Heterotachy-the change in sequence evolutionary rate over time-is a common feature of protein molecular evolution. Decades of studies have shed light on the conditions under which heterotachy occurs, and there is evidence that site-specific evolutionary rate shifts are correlated with changes in protein function. Here, we present a large-scale, computational analysis using thousands of protein sequence alignments from animal and plant proteomes, representing genes related either by orthology (speciation events) or paralogy (gene duplication), to compare sequence divergence patterns in orthologous vs. paralogous sequence alignments. We use sequence-based phylogenetic analyses to infer overall sequence divergence (tree length/number of sequences) and to fit site-specific rates to a discrete gamma distribution with a shape parameter α. This inference method is applied to real protein sequence alignments, as well as alignments simulated under various models of protein sequence evolution. Our simulations indicate that sequence divergence and the α parameter are positively correlated when sequences evolve with heterotachy, meaning that inferred site rate distributions appear more uniform as sequences diverge. Divergence and α are also positively correlated in both orthologous and paralogous genes, but the average increase in α (as a function of divergence) is significantly higher in paralogous protein alignments than in orthologous alignments. This result is consistent with the widely held view that recently duplicated proteins initially evolve under relaxed selective pressure, promoting functional divergence by accumulation of amino acid replacements, and hence experience more evolutionary rate fluctuations than orthologous proteins. We discuss these findings in the context of the ortholog conjecture, a long-standing assumption in molecular evolution, which posits that protein sequences related by orthology tend to be more functionally conserved than paralogous proteins.

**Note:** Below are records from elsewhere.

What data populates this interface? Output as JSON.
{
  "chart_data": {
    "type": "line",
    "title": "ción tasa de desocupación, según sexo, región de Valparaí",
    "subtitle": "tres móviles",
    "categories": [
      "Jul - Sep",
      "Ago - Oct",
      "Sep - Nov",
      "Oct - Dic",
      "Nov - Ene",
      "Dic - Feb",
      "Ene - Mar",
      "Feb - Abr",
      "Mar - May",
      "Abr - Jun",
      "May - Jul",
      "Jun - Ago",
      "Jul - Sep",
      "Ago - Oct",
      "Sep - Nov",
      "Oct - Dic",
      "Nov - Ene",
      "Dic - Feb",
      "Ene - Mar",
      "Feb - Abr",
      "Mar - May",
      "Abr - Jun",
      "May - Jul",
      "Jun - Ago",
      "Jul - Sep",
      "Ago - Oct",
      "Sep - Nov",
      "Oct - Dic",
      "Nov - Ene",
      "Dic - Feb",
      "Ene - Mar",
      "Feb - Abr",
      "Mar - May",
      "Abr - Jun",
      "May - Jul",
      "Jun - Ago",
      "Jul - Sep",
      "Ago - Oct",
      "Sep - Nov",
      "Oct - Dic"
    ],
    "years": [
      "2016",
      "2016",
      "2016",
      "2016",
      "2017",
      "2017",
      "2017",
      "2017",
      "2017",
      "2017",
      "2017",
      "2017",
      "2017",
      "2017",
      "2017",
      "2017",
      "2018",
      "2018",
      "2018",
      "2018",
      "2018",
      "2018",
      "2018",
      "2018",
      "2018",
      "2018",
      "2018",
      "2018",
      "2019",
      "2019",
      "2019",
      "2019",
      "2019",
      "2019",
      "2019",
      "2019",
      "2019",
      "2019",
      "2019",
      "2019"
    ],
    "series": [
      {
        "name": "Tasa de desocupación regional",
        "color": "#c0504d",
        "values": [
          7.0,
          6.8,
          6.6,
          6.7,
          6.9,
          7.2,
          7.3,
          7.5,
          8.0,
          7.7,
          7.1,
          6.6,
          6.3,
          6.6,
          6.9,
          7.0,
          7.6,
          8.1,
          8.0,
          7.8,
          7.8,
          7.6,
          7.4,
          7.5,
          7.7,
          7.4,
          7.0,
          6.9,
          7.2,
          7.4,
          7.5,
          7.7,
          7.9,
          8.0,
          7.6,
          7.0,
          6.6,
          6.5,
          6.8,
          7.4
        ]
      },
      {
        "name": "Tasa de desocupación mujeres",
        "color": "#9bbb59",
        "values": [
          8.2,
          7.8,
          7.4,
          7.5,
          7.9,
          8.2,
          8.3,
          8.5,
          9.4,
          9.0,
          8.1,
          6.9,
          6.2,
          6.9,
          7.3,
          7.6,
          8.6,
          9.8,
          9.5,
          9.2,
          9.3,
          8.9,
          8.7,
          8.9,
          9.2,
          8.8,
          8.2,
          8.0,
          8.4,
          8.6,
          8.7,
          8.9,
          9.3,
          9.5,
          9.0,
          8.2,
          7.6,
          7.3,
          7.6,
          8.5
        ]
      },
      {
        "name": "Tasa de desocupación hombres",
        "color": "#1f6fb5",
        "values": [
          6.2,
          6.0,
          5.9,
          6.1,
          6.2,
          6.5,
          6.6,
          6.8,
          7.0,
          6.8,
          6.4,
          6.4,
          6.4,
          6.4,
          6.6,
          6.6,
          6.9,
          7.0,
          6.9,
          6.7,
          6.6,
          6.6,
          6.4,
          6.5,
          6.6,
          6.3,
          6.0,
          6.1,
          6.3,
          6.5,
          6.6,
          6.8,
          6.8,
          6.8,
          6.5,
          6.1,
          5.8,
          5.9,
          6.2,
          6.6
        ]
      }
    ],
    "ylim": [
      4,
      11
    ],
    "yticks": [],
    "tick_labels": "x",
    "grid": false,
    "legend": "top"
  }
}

异时进化——序列进化率随时间的变化——是蛋白质分子进化的一个共同特征。几十年来的研究揭示了异时进化发生的条件,有证据表明,特定部位的进化率变化与蛋白质功能的变化有关。在这里,我们利用来自动物和植物蛋白质组的数千个蛋白质序列比对进行了大规模的计算分析,这些比对代表了通过同源(物种形成事件)或旁系同源(基因复制)相关的基因,以比较同源和旁系同源序列比对中的序列分歧模式。我们使用基于序列的系统发育分析来推断总体序列分歧(树长/序列数),并将特定部位的速率拟合到具有形状参数α的离散伽马分布中。这种推断方法适用于真实的蛋白质序列比对,以及在各种蛋白质序列进化模型下模拟的比对。我们的模拟表明,当序列随异时进化时,序列分歧和α参数呈正相关,这意味着推断出的位点速率分布在序列分歧时显得更加均匀。在同源和旁系同源基因中,分歧和α也是正相关的,但在旁系同源蛋白质比对中,α 的平均增加(作为分歧的函数)明显高于同源比对。这一结果与广泛持有的观点一致,即最近复制的蛋白质最初在选择压力放松的情况下进化,通过积累氨基酸替换促进功能分歧,因此与同源蛋白质相比经历更多的进化率波动。我们在同源物假说的背景下讨论了这些发现,同源物假说 是分子进化中一个长期存在的假设,该假设认为通过同源关系相关的蛋白质序列比旁系同源蛋白更倾向于具有功能保守性。